In almost all criminal cases in this country, the prosecution must prove the case against you. The prosecution must prove its case to a very high standard. Before you can be found guilty of a criminal offence, the prosecution must prove beyond reasonable doubt that you are guilty. Only if the court is sure of your guilt can they find you guilty. If there is any reasonable doubt, then you must be found not guilty.
Unlike the Crown Court, a Judge and Jury will not hear your case. In the Magistrates’ Court, cases are to be heard either by a single Stipendiary Magistrate or by a Lay Bench. Stipendiary Magistrates are qualified lawyers, whereas the Lay Bench is composed of three members of the community who have no particular legal training. The Lay Bench is supported by a Clerk of the Court, who provides them with legal advice when they are coming to a decision.

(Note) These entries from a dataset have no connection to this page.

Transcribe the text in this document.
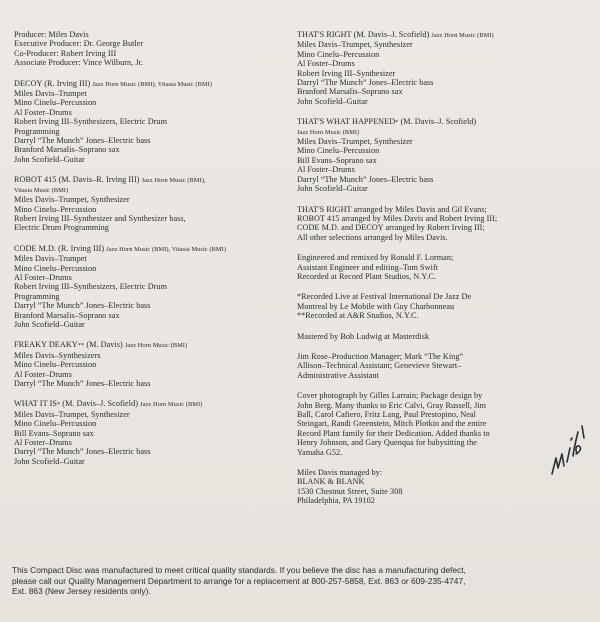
Producer: Miles Davis
Executive Producer: Dr. George Butler
Co-Producer: Robert Irving III
Associate Producer: Vince Wilburn, Jr.
DECOY (R. Irving III) Jazz Horn Music (BMI), Vitasia Music (BMI)
Miles Davis–Trumpet
Mino Cinelu–Percussion
Al Foster–Drums
Robert Irving III–Synthesizers, Electric Drum
Programming
Darryl “The Munch” Jones–Electric bass
Branford Marsalis–Soprano sax
John Scofield–Guitar
ROBOT 415 (M. Davis–R. Irving III) Jazz Horn Music (BMI),
Vitasia Music (BMI)
Miles Davis–Trumpet, Synthesizer
Mino Cinelu–Percussion
Robert Irving III–Synthesizer and Synthesizer bass,
Electric Drum Programming
CODE M.D. (R. Irving III) Jazz Horn Music (BMI), Vitasia Music (BMI)
Miles Davis–Trumpet
Mino Cinelu–Percussion
Al Foster–Drums
Robert Irving III–Synthesizers, Electric Drum
Programming
Darryl “The Munch” Jones–Electric bass
Branford Marsalis–Soprano sax
John Scofield–Guitar
FREAKY DEAKY** (M. Davis) Jazz Horn Music (BMI)
Miles Davis–Synthesizers
Mino Cinelu–Percussion
Al Foster–Drums
Darryl “The Munch” Jones–Electric bass
WHAT IT IS* (M. Davis–J. Scofield) Jazz Horn Music (BMI)
Miles Davis–Trumpet, Synthesizer
Mino Cinelu–Percussion
Bill Evans–Soprano sax
Al Foster–Drums
Darryl “The Munch” Jones–Electric bass
John Scofield–Guitar
THAT'S RIGHT (M. Davis–J. Scofield) Jazz Horn Music (BMI)
Miles Davis–Trumpet, Synthesizer
Mino Cinelu–Percussion
Al Foster–Drums
Robert Irving III–Synthesizer
Darryl “The Munch” Jones–Electric bass
Branford Marsalis–Soprano sax
John Scofield–Guitar
THAT'S WHAT HAPPENED* (M. Davis–J. Scofield)
Jazz Horn Music (BMI)
Miles Davis–Trumpet, Synthesizer
Mino Cinelu–Percussion
Bill Evans–Soprano sax
Al Foster–Drums
Darryl “The Munch” Jones–Electric bass
John Scofield–Guitar
THAT'S RIGHT arranged by Miles Davis and Gil Evans;
ROBOT 415 arranged by Miles Davis and Robert Irving III;
CODE M.D. and DECOY arranged by Robert Irving III;
All other selections arranged by Miles Davis.
Engineered and remixed by Ronald F. Lorman;
Assistant Engineer and editing–Tom Swift
Recorded at Record Plant Studios, N.Y.C.
*Recorded Live at Festival International De Jazz De
Montreal by Le Mobile with Guy Charbonneau
**Recorded at A&R Studios, N.Y.C.
Mastered by Bob Ludwig at Masterdisk
Jim Rose–Production Manager; Mark “The King”
Allison–Technical Assistant; Genevieve Stewart–
Administrative Assistant
Cover photograph by Gilles Larrain; Package design by
John Berg. Many thanks to Eric Calvi, Gray Russell, Jim
Ball, Carol Cafiero, Fritz Lang, Paul Prestopino, Neal
Steingart, Randi Greenstein, Mitch Plotkin and the entire
Record Plant family for their Dedication. Added thanks to
Henry Johnson, and Gary Quenqua for babysitting the
Yamaha G52.
Miles Davis managed by:
BLANK & BLANK
1530 Chestnut Street, Suite 308
Philadelphia, PA 19102
This Compact Disc was manufactured to meet critical quality standards. If you believe the disc has a manufacturing defect,
please call our Quality Management Department to arrange for a replacement at 800-257-5858, Ext. 863 or 609-235-4747,
Ext. 863 (New Jersey residents only).
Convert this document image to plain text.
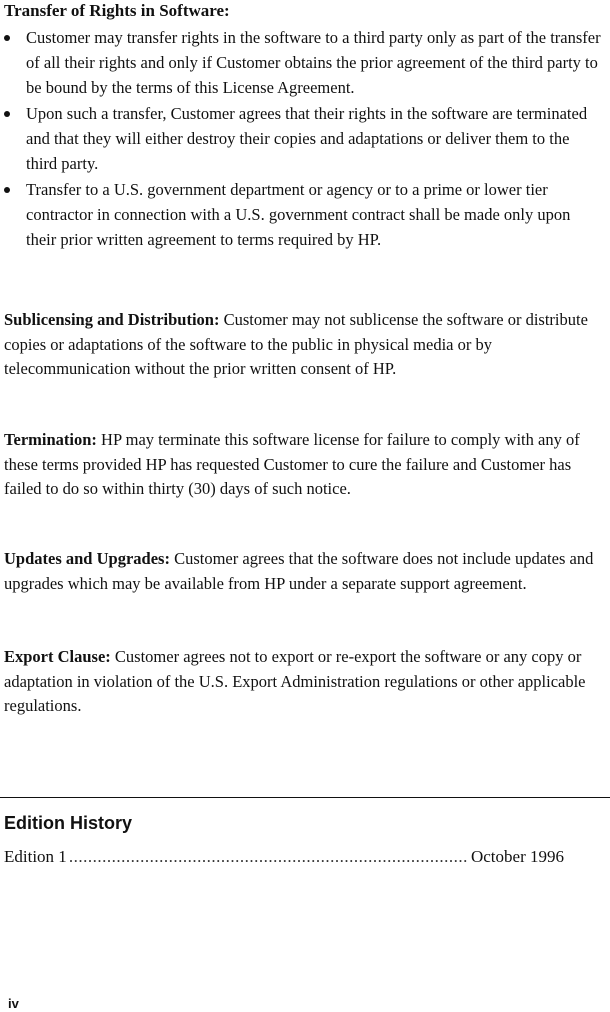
Transfer of Rights in Software:

Customer may transfer rights in the software to a third party only as part of the transfer of all their rights and only if Customer obtains the prior agreement of the third party to be bound by the terms of this License Agreement.
Upon such a transfer, Customer agrees that their rights in the software are terminated and that they will either destroy their copies and adaptations or deliver them to the third party.
Transfer to a U.S. government department or agency or to a prime or lower tier contractor in connection with a U.S. government contract shall be made only upon their prior written agreement to terms required by HP.

Sublicensing and Distribution: Customer may not sublicense the software or distribute copies or adaptations of the software to the public in physical media or by telecommunication without the prior written consent of HP.

Termination: HP may terminate this software license for failure to comply with any of these terms provided HP has requested Customer to cure the failure and Customer has failed to do so within thirty (30) days of such notice.

Updates and Upgrades: Customer agrees that the software does not include updates and upgrades which may be available from HP under a separate support agreement.

Export Clause: Customer agrees not to export or re-export the software or any copy or adaptation in violation of the U.S. Export Administration regulations or other applicable regulations.

Edition History

Edition 1
.....	October 1996
iv
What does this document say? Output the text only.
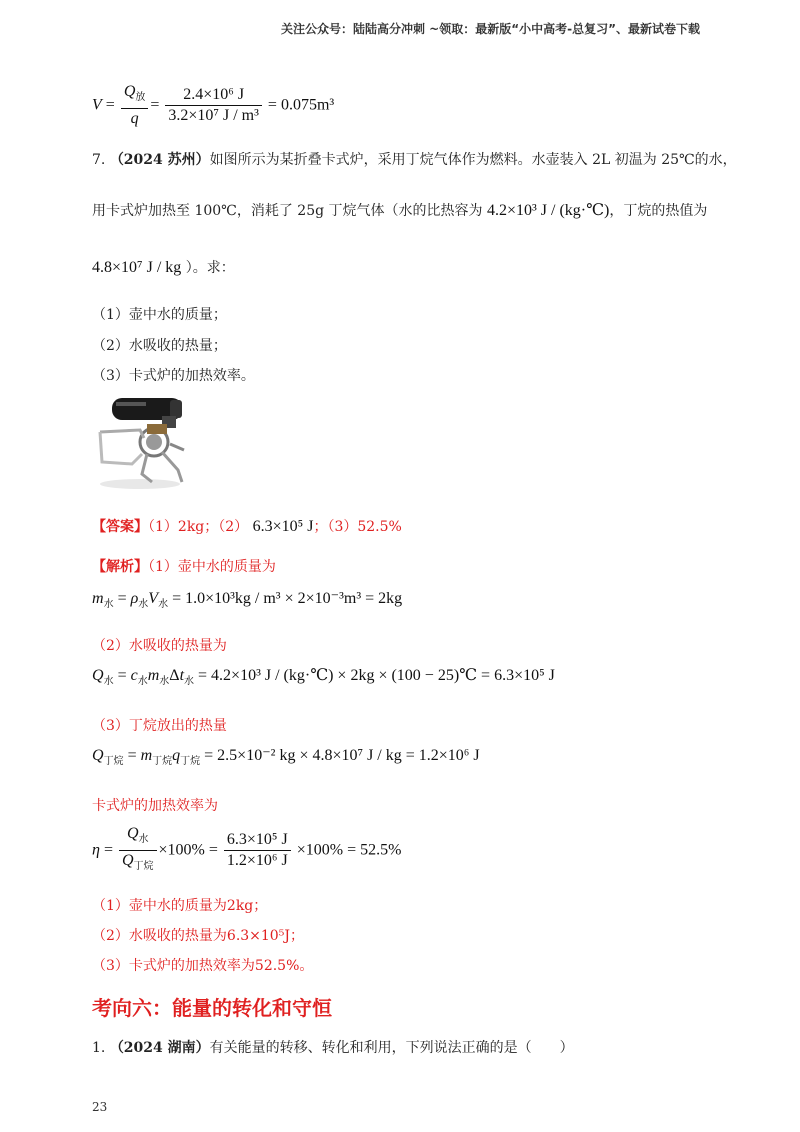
关注公众号：陆陆高分冲刺 ~领取：最新版“小中高考-总复习”、最新试卷下载
$V = \frac{Q_放}{q} = \frac{\text{2.4×10⁶ J}}{\text{3.2×10⁷ J / m³}} = 0.075m^3$
7. （2024 苏州）如图所示为某折叠卡式炉，采用丁烷气体作为燃料。水壶装入 2L 初温为 25℃的水，
用卡式炉加热至 100℃，消耗了 25g 丁烷气体（水的比热容为 4.2×10³ J / (kg·℃)，丁烷的热值为
4.8×10⁷ J / kg ）。求：
（1）壶中水的质量；
（2）水吸收的热量；
（3）卡式炉的加热效率。
【答案】（1）2kg；（2） 6.3×10⁵ J；（3）52.5%
【解析】（1）壶中水的质量为
$m_水 = \rho_水V_水 = 1.0\times 10^3kg / m^3 \times 2\times 10^{-3}m^3 = 2kg$
（2）水吸收的热量为
$Q_水 = c_水m_水\Delta t_水 = 4.2\times 10^3$ J / (kg·℃) × 2kg × (100 − 25)℃ = 6.3×10⁵ J
（3）丁烷放出的热量
$Q_{丁烷} = m_{丁烷}q_{丁烷} = 2.5\times 10^{-2}$ kg × 4.8×10⁷ J / kg = 1.2×10⁶ J
卡式炉的加热效率为
$\eta = \frac{Q_水}{Q_{丁烷}} \times 100\% = \frac{\text{6.3×10⁵ J}}{\text{1.2×10⁶ J}} \times 100\% = 52.5\%$
（1）壶中水的质量为2kg；
（2）水吸收的热量为6.3×10⁵J；
（3）卡式炉的加热效率为52.5%。
考向六：能量的转化和守恒
1. （2024 湖南）有关能量的转移、转化和利用，下列说法正确的是（　　）
23
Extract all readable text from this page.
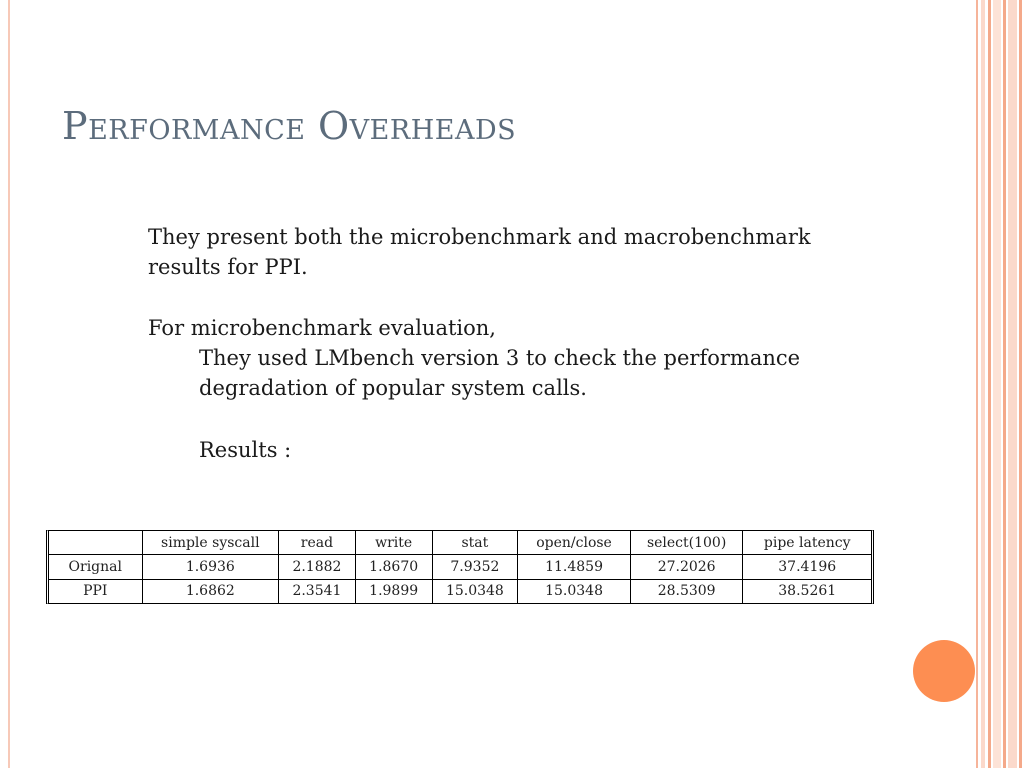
Performance Overheads
They present both the microbenchmark and macrobenchmark
results for PPI.
For microbenchmark evaluation,
They used LMbench version 3 to check the performance
degradation of popular system calls.
Results :
	simple syscall	read	write	stat	open/close	select(100)	pipe latency
Orignal	1.6936	2.1882	1.8670	7.9352	11.4859	27.2026	37.4196
PPI	1.6862	2.3541	1.9899	15.0348	15.0348	28.5309	38.5261
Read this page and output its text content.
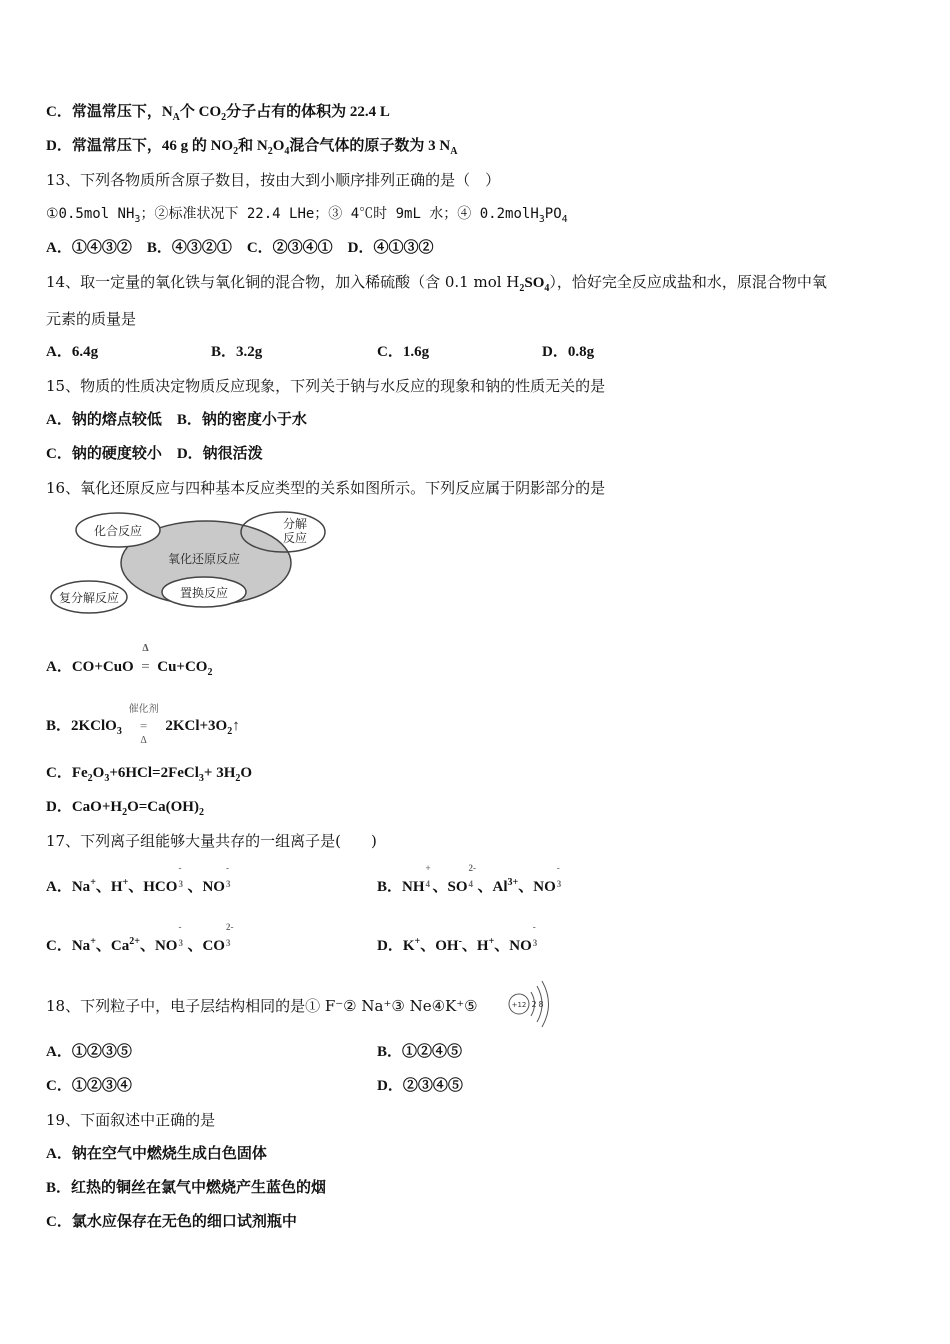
C．常温常压下，$N_A$个 $CO_2$分子占有的体积为 22.4 L
D．常温常压下，46 g 的 $NO_2$和 $N_2O_4$混合气体的原子数为 3 $N_A$
13、下列各物质所含原子数目，按由大到小顺序排列正确的是（　）
①0.5mol $NH_3$；②标准状况下 22.4 LHe；③ 4℃时 9mL 水；④ $0.2molH_3PO_4$
A．①④③②　B．④③②①　C．②③④①　D．④①③②
14、取一定量的氧化铁与氧化铜的混合物，加入稀硫酸（含 0.1 mol $H_2SO_4$），恰好完全反应成盐和水，原混合物中氧
元素的质量是
A．6.4g	B．3.2g	C．1.6g	D．0.8g
15、物质的性质决定物质反应现象，下列关于钠与水反应的现象和钠的性质无关的是
A．钠的熔点较低　B．钠的密度小于水
C．钠的硬度较小　D．钠很活泼
16、氧化还原反应与四种基本反应类型的关系如图所示。下列反应属于阴影部分的是
化合反应	分解
反应
氧化还原反应
复分解反应	置换反应
A．CO+CuO
Δ
= $Cu+CO_2$
B．2KClO$_3$
催化剂
=
Δ
$2KCl+3O_2↑$
C．$Fe_2O_3+6HCl=2FeCl_3+ 3H_2O$
D．$CaO+H_2O=Ca(OH)_2$
17、下列离子组能够大量共存的一组离子是(　　)
A．Na+、H+、HCO
-
3 、NO
-
3	B．NH
+
4 、SO
2-
4 、$Al^{3+}$、NO
-
3
C．Na+、$Ca^{2+}$、NO
-
3 、CO
2-
3	D．K+、OH-、H+、NO
-
3
18、下列粒子中，电子层结构相同的是① F⁻② Na⁺③ Ne④K⁺⑤	+12 2 8
A．①②③⑤	B．①②④⑤
C．①②③④	D．②③④⑤
19、下面叙述中正确的是
A．钠在空气中燃烧生成白色固体
B．红热的铜丝在氯气中燃烧产生蓝色的烟
C．氯水应保存在无色的细口试剂瓶中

You will first be asked to surrender to the custody of the court. This means that you go into the dock and then you are asked to give your name, date of birth and your home address. Once you have been identified, you remain in the dock until it is your time to give evidence.
The Prosecution Case
The trial starts when the prosecutor outlines the case against you to the court. Each of the prosecution witnesses will then be called. Witnesses first swear an oath to tell the truth, and then give their evidence. Prosecution witnesses are first questioned by the prosecutor (examination in chief) and are then questioned by your advocate (cross-examination) and any other defence advocates if you are jointly accused with another.
Once your advocate (and the other defence advocates) has finished questioning the witness, the Prosecutor can ask some final questions to clarify any of the answers already given (re-examination). The Magistrate(s) can also ask questions at any stage. Once the witness has given their evidence they are generally released and can either go home or watch the trial from the public gallery.
If you have already agreed a witness’s evidence as true, such as a doctor’s statement or a photograph, their statement can be read to the court. There is no point, after all, getting a witness to give evidence live in the witness box if we do not have any questions to ask them.
Once all the prosecution witnesses have given evidence, the case will have reached half time. If the prosecution has not proved its case at this stage, it will never be able to do so because they would have called all their witnesses.
No Case To Answer
Your advocate will have to decide whether to argue that there is ‘no case to answer’. This means that the prosecution has failed to make a good case against you. It will be for the court to decide if your advocate has a good argument. If the no case to answer submission is accepted, you will be found not guilty and the case will be over.
If your advocate decides that we do not have an argument for a ‘no case to answer’ submission, or the argument fails, the case will continue.
You do not have to prove anything. You have an absolute right to remain silent – you cannot be forced to give evidence during your trial.
Since 1997, however, the law has changed. The law now states that if you do not give evidence at your own trial the jury may use your silence against when they decide you guilt or innocence.
If you are going to give evidence in your own case this will be the time that you are called to give evidence in the witness box. You should stand up in the witness box. If you find standing difficult you should ask the judge or the magistrate if you can sit down.
Like all the other witness who have given evidence from the witness box, you will then be asked to swear an oath or affirm. This means that you have to swear to tell the truth on the Bible or the holy book of your religion. If you prefer, you can ‘affirm’ – that is, promising to tell the truth. You can inform our representative if you wish to affirm or take the oath. If you wish to take the oath, please inform our representative or the court usher of the holy book on which you wish to swear.
You will first be questioned by our advocate (examination in chief), and will then be questioned by the other Defence Counsel if you are jointly accused (cross-examination). Once the Prosecutor has finished questioning you, our advocate may ask some final questions to clarify any of the answers already given (re-examination). The Magistrates can also ask questions at any stage.
Once you have finished giving evidence you will return to the dock. If there are any other Defence witnesses, they will now be called in turn and go through the same procedure. When they are finished giving evidence, they will be released and can either remain in court or go home.
Will I get bail during the trial?
If the trial goes over one day or carries on after the lunch break the court will decide if your bail should continue or if you should be remanded in custody (sent to jail). Generally, if you came to court on bail you can expect to be granted bail during the trial. If you came to court from prison you can expect to be taken to the cells during lunch and spend the nights in prison.
Once all the Defence evidence has been heard our advocate will close the Defence case and make a closing speech putting forward your case. The Prosecution will not be allowed to address the bench except on matters of law.
The Magistrate(s) will normally retire to consider their verdict. They will decide your case by a majority vote. If you are found not guilty you will be discharged and your advocate will ask for your reasonable costs to be repaid to you.
If you are found guilty then you will either be sentenced immediately or the court will order a pre-sentence report. The Court will also decide whether to grant you bail or send you immediately to jail for the preparation of these reports. If you are granted bail it generally takes 4 weeks to prepare these reports. You will be expected to visit the probation officer that will write your report. If you are refused bail it generally takes 3 weeks to prepare these reports and the probation officer will come and visit you in jail.